Scaled Dot-Product Attention

Given a set of queries $Q$, keys $K$, and values $V$, the attention function is defined as:

$$\text{Attention}(Q, K, V) = \text{softmax}\left(\frac{QK^\top}{\sqrt{d_k}}\right) V$$

where $d_k$ is the dimension of the key vectors. The scaling factor $\frac{1}{\sqrt{d_k}}$ prevents the dot products from growing too large, which would push the softmax into regions with extremely small gradients.

Why Scale?

Consider two vectors $q, k \in \mathbb{R}^{d_k}$ with components drawn independently from $\mathcal{N}(0, 1)$. Their dot product $q \cdot k = \sum_{i=1}^{d_k} q_i k_i$ has mean $0$ and variance $d_k$. As $d_k$ grows, the variance increases, causing the softmax to saturate.

Multi-Head Attention

Instead of computing a single attention function, we project the queries, keys, and values $h$ times with different learned linear projections:

$$\text{MultiHead}(Q, K, V) = \text{Concat}(\text{head}_1, \dots, \text{head}_h) W^O$$

where each head is:

$$\text{head}_i = \text{Attention}(Q W_i^Q, K W_i^K, V W_i^V)$$

This allows the model to attend to information from different representation subspaces.

Implementation in Python

Here’s a minimal implementation using PyTorch:

import torch
import torch.nn as nn
import math

class SelfAttention(nn.Module):
    def __init__(self, d_model: int, n_heads: int):
        super().__init__()
        self.d_model = d_model
        self.n_heads = n_heads
        self.d_k = d_model // n_heads

        self.W_q = nn.Linear(d_model, d_model)
        self.W_k = nn.Linear(d_model, d_model)
        self.W_v = nn.Linear(d_model, d_model)
        self.W_o = nn.Linear(d_model, d_model)
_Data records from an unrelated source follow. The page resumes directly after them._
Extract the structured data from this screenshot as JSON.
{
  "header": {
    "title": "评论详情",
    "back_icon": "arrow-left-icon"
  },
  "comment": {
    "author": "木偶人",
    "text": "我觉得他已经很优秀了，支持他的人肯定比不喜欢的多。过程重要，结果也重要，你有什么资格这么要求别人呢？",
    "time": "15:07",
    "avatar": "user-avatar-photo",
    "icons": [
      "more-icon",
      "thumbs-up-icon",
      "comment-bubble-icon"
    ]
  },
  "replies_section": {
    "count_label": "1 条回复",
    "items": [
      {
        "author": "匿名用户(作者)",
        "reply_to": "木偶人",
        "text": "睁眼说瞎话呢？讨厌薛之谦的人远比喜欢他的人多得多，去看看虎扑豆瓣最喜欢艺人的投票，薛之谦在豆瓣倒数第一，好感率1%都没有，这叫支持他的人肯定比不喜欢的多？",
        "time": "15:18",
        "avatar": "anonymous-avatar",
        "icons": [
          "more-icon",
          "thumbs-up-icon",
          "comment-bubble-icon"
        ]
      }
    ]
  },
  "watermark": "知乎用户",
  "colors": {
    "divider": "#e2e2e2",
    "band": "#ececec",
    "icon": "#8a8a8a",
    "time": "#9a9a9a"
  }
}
    def forward(self, x: torch.Tensor) -> torch.Tensor:
        B, T, C = x.shape

        q = self.W_q(x).view(B, T, self.n_heads, self.d_k).transpose(1, 2)
        k = self.W_k(x).view(B, T, self.n_heads, self.d_k).transpose(1, 2)
        v = self.W_v(x).view(B, T, self.n_heads, self.d_k).transpose(1, 2)

        attn = (q @ k.transpose(-2, -1)) / math.sqrt(self.d_k)
        attn = torch.softmax(attn, dim=-1)

        out = (attn @ v).transpose(1, 2).contiguous().view(B, T, C)
        return self.W_o(out)

A Quick Bash Example

You can check your GPU availability for training:

nvidia-smi --query-gpu=name,memory.total,memory.free --format=csv

Key Takeaways

The beauty of attention is that it allows every position in the sequence to directly attend to every other position, making it far more parallelizable than recurrent architectures.

1. Dot-product attention computes relevance scores between all pairs of positions.
2. Scaling prevents gradient vanishing in the softmax.
3. Multi-head attention lets the model capture different types of relationships simultaneously.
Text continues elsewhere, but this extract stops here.